1. Open a new terminal and paste: git clone https://github.com/pcbsd/pcbsd.git
This will create a directory for the PC-BSD source code
2. type: cd pcbsd/src-sh/pbi-manager/
This will browse directly to the pbi-manager source directory
3. type: sudo make install
4. Restart your system
And you’ve done it! Don’t forget to reset your system! PBI’s will not work until the system is reset. For more information, questions, or thoughts please post below.
Changes to Life Preserver
Life preserver has been updated to bring in some exciting new changes. New automatic snapshot schedules have been added along with new replication schedule options that will allow users more flexibility and control over their Life Preserver snapshot schedules (i.e. Hourly, 30 minutes, 10 minutes). New code has been added to allow the user to change the pop-up notification policy (all, only errors, none). A minor bug was also fixed that was causing non-error messages in the “Message” dialog.
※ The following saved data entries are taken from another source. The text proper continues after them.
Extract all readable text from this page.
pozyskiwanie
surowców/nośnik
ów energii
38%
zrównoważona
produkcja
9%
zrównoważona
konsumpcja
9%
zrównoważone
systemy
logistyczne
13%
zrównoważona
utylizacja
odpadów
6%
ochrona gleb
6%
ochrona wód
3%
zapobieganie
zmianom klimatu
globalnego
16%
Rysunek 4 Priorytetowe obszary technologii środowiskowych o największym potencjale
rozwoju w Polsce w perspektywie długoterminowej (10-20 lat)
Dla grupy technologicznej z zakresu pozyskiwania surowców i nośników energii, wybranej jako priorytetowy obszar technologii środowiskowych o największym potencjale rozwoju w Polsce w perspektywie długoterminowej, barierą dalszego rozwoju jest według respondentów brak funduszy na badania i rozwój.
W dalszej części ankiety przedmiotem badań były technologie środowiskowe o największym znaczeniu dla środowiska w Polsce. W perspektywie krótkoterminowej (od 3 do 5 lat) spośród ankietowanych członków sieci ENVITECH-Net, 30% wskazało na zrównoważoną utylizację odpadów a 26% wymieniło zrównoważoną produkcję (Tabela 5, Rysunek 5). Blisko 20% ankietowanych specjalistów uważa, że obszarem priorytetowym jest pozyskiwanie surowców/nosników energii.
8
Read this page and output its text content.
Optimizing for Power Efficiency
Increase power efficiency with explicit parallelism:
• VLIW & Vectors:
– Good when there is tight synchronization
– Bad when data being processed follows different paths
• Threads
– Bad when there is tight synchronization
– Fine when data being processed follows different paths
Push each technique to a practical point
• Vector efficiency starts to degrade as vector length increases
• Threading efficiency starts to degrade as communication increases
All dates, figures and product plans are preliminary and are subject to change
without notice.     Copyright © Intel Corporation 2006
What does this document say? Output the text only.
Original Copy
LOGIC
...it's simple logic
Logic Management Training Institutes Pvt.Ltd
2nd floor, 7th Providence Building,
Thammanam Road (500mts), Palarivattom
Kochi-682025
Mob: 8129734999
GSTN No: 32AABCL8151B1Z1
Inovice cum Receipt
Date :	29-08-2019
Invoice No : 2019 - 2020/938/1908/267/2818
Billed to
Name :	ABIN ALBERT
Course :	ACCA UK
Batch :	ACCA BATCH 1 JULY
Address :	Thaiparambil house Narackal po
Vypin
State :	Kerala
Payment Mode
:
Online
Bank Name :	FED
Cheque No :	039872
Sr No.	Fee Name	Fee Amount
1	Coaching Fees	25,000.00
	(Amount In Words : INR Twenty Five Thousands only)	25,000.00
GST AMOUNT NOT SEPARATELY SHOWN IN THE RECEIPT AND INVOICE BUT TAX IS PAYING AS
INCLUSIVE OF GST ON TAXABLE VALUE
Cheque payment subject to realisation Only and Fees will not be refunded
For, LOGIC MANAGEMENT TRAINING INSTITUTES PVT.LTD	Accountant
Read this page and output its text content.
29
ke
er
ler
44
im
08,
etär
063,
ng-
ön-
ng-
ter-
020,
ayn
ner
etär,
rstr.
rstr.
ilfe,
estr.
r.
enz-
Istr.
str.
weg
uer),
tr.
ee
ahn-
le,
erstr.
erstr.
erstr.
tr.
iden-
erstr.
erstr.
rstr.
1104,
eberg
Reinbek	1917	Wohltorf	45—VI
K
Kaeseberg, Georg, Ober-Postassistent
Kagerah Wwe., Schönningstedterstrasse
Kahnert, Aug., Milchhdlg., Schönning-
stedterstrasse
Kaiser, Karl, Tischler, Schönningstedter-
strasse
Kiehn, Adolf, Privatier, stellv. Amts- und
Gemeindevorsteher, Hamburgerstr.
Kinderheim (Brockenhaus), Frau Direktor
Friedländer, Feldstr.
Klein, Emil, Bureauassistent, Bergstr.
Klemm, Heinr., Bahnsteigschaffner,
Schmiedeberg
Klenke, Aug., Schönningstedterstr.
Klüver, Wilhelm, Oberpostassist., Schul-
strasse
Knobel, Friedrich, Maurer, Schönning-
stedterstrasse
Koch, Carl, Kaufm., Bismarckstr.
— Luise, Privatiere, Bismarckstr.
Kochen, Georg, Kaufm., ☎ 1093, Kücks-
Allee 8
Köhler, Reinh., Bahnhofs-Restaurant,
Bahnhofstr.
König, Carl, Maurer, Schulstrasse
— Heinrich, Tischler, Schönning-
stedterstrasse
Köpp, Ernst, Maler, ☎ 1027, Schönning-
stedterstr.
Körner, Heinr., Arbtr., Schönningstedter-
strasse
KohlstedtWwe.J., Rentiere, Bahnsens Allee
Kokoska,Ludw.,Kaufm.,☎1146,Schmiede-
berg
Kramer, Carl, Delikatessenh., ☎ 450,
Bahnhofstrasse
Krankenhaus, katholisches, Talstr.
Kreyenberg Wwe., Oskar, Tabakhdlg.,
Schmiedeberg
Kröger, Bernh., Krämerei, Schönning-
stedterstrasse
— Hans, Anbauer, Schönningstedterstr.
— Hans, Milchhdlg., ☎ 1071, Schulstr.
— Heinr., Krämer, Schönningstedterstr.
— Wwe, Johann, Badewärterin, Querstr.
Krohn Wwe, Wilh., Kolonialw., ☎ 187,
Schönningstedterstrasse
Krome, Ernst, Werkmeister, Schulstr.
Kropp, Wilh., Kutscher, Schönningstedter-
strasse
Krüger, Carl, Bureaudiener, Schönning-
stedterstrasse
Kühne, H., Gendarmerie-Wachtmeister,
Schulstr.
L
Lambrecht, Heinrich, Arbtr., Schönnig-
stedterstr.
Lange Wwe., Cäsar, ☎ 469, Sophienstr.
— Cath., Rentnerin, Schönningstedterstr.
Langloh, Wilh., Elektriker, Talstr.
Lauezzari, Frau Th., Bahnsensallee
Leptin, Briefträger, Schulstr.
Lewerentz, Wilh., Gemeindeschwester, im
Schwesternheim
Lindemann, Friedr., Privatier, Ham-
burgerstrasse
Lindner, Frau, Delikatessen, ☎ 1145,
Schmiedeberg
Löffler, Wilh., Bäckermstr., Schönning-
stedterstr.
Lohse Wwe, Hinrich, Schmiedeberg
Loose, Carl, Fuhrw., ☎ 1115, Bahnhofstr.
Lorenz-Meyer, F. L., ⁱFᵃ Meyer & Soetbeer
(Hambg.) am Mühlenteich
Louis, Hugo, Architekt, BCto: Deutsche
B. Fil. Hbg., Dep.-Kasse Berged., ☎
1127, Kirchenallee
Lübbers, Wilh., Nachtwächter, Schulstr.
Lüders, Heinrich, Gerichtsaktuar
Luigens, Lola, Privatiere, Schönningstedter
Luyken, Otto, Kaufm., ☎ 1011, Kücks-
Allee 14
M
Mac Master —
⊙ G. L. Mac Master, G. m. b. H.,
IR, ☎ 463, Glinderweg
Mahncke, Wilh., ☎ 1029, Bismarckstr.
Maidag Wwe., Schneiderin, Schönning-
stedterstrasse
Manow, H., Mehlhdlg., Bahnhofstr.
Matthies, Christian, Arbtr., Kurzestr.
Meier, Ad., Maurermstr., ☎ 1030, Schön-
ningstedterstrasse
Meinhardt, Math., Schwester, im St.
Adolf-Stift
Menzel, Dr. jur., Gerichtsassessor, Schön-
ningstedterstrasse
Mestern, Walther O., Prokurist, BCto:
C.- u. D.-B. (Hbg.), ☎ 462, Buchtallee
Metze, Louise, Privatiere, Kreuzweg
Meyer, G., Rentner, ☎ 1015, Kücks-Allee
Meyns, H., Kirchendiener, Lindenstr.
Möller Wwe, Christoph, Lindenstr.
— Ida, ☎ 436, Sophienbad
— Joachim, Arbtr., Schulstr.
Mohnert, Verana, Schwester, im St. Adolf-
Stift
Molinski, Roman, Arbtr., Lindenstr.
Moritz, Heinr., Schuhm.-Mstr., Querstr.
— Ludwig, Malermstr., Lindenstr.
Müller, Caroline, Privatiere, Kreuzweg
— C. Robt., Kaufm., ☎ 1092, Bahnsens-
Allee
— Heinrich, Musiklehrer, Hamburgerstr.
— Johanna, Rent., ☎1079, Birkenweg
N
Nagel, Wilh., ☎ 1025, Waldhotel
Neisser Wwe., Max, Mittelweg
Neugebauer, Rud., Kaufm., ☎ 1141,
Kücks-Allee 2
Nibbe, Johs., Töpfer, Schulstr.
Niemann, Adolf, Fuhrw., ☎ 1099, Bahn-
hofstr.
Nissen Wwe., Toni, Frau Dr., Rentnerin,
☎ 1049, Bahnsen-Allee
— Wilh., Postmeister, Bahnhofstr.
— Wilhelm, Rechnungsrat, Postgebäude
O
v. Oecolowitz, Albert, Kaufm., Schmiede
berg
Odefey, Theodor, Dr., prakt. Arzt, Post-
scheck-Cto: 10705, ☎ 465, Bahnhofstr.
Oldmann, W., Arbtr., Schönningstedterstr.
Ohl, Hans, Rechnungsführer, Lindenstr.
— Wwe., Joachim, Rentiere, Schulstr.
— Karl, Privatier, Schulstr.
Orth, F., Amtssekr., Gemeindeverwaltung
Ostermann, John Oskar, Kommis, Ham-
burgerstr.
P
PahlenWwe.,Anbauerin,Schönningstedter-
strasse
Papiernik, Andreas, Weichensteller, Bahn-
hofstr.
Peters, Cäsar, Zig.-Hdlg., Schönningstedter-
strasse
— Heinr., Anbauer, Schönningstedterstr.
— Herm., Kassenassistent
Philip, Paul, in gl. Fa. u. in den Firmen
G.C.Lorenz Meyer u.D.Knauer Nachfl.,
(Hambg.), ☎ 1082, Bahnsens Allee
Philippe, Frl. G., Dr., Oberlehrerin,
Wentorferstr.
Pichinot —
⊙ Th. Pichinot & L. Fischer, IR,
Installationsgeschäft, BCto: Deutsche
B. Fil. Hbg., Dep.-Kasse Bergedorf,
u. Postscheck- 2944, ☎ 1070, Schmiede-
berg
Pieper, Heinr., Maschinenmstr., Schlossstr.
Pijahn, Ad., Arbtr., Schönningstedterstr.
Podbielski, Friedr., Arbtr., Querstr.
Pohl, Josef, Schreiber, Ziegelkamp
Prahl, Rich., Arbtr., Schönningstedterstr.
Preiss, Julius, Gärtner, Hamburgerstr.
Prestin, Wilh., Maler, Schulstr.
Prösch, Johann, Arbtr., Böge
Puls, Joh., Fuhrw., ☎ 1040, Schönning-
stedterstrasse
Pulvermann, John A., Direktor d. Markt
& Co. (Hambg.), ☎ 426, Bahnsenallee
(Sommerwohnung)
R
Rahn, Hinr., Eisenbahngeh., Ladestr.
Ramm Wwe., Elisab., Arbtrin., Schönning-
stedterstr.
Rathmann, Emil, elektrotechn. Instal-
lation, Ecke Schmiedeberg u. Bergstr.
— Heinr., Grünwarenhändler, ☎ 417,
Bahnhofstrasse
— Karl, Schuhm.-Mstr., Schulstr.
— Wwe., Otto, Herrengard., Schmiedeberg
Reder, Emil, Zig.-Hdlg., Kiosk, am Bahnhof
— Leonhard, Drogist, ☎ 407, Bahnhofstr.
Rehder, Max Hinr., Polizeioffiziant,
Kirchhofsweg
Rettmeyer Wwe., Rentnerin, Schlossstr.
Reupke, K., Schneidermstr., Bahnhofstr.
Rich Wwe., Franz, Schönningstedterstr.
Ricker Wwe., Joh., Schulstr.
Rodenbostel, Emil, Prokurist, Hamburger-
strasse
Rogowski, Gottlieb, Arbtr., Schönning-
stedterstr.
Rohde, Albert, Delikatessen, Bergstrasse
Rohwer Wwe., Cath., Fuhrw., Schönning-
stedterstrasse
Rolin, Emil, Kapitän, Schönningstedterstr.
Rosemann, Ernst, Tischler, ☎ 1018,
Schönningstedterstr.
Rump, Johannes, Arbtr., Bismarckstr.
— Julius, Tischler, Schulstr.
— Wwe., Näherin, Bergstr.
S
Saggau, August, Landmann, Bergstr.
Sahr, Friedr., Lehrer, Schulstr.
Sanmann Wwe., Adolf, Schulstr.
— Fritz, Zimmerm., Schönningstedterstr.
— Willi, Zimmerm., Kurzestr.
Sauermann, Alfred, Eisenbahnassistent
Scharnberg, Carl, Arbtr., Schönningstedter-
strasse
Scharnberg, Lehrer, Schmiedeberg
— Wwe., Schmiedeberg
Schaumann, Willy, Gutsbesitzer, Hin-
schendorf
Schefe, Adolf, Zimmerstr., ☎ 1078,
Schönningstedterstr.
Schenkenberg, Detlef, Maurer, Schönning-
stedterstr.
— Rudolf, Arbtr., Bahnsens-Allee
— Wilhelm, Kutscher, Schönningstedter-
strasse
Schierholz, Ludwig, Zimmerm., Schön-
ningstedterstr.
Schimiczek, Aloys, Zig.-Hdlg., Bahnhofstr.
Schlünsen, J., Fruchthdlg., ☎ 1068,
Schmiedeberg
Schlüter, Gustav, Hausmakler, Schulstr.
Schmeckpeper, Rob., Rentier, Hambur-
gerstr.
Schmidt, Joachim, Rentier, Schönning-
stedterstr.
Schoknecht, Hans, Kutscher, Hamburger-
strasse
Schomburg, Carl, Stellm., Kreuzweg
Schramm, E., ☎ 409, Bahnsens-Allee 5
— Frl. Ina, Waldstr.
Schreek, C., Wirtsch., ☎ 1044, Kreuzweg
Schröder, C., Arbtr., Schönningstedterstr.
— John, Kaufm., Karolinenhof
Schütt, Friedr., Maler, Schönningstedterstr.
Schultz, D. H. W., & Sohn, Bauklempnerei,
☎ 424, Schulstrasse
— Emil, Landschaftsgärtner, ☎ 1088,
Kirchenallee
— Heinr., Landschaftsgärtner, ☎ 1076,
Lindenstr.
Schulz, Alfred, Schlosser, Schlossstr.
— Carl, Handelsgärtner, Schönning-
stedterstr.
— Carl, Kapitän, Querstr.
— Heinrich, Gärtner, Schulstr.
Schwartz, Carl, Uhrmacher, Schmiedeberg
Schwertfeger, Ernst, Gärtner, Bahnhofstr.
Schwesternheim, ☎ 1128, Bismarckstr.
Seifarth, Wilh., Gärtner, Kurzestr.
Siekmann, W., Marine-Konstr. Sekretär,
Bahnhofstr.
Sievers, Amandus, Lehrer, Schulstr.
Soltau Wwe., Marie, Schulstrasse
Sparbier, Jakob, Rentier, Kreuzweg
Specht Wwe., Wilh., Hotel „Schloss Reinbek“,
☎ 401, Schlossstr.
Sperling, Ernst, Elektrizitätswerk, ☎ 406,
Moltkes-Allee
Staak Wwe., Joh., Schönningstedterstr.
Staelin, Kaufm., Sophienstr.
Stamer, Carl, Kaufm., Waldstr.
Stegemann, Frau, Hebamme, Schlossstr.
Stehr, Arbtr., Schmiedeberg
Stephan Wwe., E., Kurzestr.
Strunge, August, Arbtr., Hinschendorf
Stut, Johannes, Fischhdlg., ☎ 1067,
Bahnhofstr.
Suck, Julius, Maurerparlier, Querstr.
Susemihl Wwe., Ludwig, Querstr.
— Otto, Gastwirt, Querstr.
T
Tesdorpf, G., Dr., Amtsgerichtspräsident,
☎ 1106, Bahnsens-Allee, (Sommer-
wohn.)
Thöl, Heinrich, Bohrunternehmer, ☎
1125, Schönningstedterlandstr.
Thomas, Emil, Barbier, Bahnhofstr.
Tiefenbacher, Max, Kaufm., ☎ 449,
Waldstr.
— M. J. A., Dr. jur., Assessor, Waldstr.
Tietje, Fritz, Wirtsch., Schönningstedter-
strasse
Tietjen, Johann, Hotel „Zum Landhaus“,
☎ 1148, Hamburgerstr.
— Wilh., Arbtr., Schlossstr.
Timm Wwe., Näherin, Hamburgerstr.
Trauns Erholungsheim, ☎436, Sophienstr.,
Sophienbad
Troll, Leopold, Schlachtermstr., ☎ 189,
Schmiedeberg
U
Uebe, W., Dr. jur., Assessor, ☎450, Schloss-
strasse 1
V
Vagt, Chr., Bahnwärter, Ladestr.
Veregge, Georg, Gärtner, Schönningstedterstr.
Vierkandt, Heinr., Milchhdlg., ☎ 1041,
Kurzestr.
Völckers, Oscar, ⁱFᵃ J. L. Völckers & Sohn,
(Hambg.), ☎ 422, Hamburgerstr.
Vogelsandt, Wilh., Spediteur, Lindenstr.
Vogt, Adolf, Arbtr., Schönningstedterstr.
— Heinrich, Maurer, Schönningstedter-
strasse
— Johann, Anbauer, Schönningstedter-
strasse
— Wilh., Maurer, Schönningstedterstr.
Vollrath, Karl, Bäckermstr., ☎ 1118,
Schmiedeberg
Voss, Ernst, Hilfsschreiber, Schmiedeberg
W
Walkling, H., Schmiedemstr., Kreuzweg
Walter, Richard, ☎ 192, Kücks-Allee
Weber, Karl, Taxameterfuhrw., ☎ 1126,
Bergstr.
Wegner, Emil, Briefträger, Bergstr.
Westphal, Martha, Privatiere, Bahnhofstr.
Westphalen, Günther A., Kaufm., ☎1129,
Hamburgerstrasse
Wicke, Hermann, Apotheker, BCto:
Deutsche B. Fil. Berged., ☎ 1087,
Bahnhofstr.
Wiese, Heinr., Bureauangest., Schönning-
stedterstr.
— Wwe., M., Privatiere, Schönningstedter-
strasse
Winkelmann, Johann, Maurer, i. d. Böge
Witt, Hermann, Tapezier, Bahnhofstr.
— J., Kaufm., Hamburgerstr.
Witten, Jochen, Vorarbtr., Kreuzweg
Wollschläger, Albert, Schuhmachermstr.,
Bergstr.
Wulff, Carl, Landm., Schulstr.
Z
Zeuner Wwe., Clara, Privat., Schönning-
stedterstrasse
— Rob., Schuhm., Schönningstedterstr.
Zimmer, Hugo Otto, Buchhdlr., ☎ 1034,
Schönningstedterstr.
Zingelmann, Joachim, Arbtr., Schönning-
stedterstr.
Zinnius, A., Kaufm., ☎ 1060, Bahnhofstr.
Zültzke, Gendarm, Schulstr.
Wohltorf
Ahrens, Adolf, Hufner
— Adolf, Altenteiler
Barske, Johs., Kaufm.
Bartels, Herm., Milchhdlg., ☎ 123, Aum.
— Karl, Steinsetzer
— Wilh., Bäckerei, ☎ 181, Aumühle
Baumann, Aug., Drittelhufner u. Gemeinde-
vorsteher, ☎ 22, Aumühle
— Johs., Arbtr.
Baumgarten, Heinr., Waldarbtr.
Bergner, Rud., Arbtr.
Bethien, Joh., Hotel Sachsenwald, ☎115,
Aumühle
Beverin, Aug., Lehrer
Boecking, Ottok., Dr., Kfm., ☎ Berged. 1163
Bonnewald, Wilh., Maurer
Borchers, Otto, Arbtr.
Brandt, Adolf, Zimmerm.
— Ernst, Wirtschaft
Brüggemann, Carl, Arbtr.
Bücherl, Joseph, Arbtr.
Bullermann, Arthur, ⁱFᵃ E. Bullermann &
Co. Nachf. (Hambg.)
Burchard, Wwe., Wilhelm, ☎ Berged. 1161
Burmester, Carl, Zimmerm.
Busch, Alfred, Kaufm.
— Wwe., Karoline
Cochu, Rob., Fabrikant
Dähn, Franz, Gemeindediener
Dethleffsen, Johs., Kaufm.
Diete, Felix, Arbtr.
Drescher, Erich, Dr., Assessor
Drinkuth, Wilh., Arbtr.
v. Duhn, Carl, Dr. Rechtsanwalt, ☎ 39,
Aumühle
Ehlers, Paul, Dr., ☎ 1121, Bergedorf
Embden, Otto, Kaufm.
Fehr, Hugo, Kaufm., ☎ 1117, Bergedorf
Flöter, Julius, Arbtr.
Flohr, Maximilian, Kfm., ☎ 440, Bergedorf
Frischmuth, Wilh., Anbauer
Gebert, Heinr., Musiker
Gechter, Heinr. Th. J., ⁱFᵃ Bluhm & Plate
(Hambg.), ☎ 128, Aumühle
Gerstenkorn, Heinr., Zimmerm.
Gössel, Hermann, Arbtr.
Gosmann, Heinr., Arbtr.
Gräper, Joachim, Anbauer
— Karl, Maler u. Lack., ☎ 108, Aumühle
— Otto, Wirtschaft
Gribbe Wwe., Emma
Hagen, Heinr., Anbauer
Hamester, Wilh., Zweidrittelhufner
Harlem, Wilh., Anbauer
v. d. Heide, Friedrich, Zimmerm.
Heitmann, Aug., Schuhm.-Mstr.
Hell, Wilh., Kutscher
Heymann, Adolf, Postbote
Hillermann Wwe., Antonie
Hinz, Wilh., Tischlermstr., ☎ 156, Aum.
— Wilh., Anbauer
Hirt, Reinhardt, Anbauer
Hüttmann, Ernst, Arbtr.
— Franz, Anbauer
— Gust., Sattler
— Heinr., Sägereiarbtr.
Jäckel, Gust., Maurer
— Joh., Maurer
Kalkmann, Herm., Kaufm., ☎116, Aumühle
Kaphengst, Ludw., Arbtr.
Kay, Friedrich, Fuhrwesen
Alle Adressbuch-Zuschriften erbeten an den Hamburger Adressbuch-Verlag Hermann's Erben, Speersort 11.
Unifying PC-BSD Utility Chain
Work is continuing on standardizing the PC-BSD utility chain. More information has been added @ (http://wiki.pcbsd.org/index.php/Become_a_Developer/10.1). The changes will also bring in some new keyboard accessibility through hot keys and shortcut keys. There are currently several opportunities available to help update the tool chain, so if you’d like to lend a hand please let us know!
Important changes to Appcafe and PCDM (Release Notes)
* Finish overhaul of the UI
* Add ability to email the port maintainer
* Add right-click action shortcuts for individual applications
* Add new browser home page with recommended applications
* Move the category browser to a seperate page
* Add ability to install custom PBI’s from your system via File->Add PBI (no internet/repository required)
* General improvements/bugfixes to the backend functions
* Fix backend detection of LDAP/Active Directory users (still needs verification/testing by people with this special type of setup)
* Add option to show an auto-login delay (in which time the user can cancel the auto-login if necessary)
* Add option to disable showing the system users and require that the username also have to be typed in.